The generative AI arms race among big tech companies and a sea of smaller disruptors has since gone into overdrive. Generative AI is the talk of popular media and tech luminaries. Bill Gates called it “the most important technology since the graphical user interface.”4 Google’s CEO Sundar Pichai told 60 Minutes that it “is more profound than the invention of fire or electricity.” At the same time, the “godfather of AI” Geoffrey Hinton left Google concerned that about the consequences of letting Pandora out of the box5.
An extraordinary new power source
The C-suite wants clarity amid contradictions like these. They want to know if they’re watching yet another hype cycle that will fizzle out, or something profoundly different. They want to understand the existential impact that generative AI could have on their business. And they want insights into what it means for their existing technology and talent investments. Yet there aren’t definitive answers.
Think of generative AI as a new power source. It’s intellectual electricity that will change how we analyze information and develop insights from data. Like any power source, the value isn’t in the power itself. It’s in how it’s applied.
Like new power sources fueled the industrial revolutions, generative AI will fuel an intelligence revolution. One with exponential impact. But there’s a catch. Physicist Albert Bartlett argues that “Humans’ greatest shortcoming is the inability to understand the exponential function.” If you believe Bartlett, living through exponential change as we are today is essentially living through change that our brains can’t comprehend.

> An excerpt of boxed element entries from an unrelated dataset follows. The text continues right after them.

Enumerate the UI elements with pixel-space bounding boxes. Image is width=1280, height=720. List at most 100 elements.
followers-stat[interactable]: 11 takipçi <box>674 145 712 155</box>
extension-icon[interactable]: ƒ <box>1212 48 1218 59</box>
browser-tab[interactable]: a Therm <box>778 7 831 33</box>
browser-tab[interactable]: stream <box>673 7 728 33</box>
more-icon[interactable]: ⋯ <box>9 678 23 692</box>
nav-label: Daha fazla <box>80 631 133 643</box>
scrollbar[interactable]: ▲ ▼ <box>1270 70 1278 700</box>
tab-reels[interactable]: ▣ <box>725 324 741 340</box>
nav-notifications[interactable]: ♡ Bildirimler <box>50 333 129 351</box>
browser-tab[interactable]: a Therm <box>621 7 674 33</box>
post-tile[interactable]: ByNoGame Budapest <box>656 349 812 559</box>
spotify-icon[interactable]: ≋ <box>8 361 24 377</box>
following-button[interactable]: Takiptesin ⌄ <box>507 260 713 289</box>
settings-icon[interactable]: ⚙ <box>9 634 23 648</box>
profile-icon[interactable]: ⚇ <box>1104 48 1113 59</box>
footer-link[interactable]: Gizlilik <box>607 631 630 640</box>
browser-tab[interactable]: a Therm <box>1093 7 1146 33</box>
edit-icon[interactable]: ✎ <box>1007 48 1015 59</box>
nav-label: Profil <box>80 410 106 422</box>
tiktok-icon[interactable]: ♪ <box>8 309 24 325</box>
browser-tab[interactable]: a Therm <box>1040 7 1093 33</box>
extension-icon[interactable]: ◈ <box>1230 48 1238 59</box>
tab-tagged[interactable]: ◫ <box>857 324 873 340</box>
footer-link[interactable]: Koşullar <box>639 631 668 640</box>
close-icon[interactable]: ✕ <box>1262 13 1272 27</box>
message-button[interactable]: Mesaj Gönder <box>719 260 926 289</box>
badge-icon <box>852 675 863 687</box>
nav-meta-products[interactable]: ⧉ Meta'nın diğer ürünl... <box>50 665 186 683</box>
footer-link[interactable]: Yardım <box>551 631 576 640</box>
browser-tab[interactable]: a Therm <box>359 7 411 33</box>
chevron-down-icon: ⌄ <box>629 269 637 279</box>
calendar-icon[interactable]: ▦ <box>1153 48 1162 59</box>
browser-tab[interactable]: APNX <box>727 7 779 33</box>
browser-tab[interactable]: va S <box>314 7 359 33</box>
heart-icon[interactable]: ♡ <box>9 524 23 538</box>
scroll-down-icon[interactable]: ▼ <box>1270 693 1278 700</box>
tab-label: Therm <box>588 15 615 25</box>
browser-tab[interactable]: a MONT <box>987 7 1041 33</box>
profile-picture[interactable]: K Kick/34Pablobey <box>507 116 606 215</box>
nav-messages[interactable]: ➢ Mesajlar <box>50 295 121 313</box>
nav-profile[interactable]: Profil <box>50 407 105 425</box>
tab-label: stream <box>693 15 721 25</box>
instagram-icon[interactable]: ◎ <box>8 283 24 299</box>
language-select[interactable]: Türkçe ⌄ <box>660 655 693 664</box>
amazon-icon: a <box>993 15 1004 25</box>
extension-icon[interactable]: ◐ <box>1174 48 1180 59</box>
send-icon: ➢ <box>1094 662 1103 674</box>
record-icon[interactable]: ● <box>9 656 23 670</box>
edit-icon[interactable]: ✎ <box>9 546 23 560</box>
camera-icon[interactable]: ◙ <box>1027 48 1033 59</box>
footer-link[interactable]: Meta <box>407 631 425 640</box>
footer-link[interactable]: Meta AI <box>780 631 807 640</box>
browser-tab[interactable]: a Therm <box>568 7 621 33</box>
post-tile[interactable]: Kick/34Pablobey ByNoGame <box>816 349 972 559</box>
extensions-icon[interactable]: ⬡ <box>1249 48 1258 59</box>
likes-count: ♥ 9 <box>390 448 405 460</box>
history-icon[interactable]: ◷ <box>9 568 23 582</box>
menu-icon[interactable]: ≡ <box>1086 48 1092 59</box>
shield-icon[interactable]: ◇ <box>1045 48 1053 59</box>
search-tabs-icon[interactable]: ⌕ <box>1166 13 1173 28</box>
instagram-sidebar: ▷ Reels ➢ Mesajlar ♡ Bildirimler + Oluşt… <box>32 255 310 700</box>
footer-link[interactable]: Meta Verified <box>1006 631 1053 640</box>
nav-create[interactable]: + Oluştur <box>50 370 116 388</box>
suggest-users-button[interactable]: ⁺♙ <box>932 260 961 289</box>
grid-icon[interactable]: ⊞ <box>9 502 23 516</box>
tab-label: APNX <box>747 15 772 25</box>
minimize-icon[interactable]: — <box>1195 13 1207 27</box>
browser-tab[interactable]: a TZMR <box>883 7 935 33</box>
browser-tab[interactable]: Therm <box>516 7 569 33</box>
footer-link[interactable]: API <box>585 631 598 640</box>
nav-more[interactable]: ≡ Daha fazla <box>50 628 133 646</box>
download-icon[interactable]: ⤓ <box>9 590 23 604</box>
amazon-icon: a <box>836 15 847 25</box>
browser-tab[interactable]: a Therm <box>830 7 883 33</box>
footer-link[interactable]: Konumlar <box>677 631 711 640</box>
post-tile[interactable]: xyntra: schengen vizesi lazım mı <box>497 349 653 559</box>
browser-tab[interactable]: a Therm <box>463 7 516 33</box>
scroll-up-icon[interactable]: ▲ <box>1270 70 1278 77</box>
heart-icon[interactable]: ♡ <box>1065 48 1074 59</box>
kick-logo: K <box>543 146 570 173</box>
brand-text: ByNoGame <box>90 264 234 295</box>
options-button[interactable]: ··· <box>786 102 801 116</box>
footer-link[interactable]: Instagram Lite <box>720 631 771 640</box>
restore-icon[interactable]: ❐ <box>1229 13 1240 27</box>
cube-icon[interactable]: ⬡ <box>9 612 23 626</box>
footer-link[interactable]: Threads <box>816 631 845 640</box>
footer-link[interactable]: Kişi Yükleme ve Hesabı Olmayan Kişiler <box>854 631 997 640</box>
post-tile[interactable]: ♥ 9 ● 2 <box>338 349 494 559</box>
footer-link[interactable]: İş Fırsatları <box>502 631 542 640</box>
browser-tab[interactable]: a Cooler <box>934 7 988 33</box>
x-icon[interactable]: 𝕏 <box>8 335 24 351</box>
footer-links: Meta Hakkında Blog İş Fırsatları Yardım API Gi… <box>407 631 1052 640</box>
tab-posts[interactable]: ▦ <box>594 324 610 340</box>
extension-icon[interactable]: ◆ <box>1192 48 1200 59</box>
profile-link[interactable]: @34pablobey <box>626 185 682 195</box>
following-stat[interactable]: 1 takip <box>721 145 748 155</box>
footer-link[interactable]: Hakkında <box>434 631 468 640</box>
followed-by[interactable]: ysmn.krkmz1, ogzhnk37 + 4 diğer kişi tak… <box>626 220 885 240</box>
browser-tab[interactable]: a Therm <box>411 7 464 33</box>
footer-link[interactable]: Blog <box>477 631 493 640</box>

Generative AI is pushing leaders to look at all aspects of their business differently—industry dynamics, business models, operating models, competitors, and talent. It’s forcing them to make consequential decisions despite significant uncertainty. There’s one thing that the C-suite can be certain of: generative AI’s extraordinary power comes from what humans bring to it, from human-machine collaboration. And the promise is in how generative AI will augment the workforce.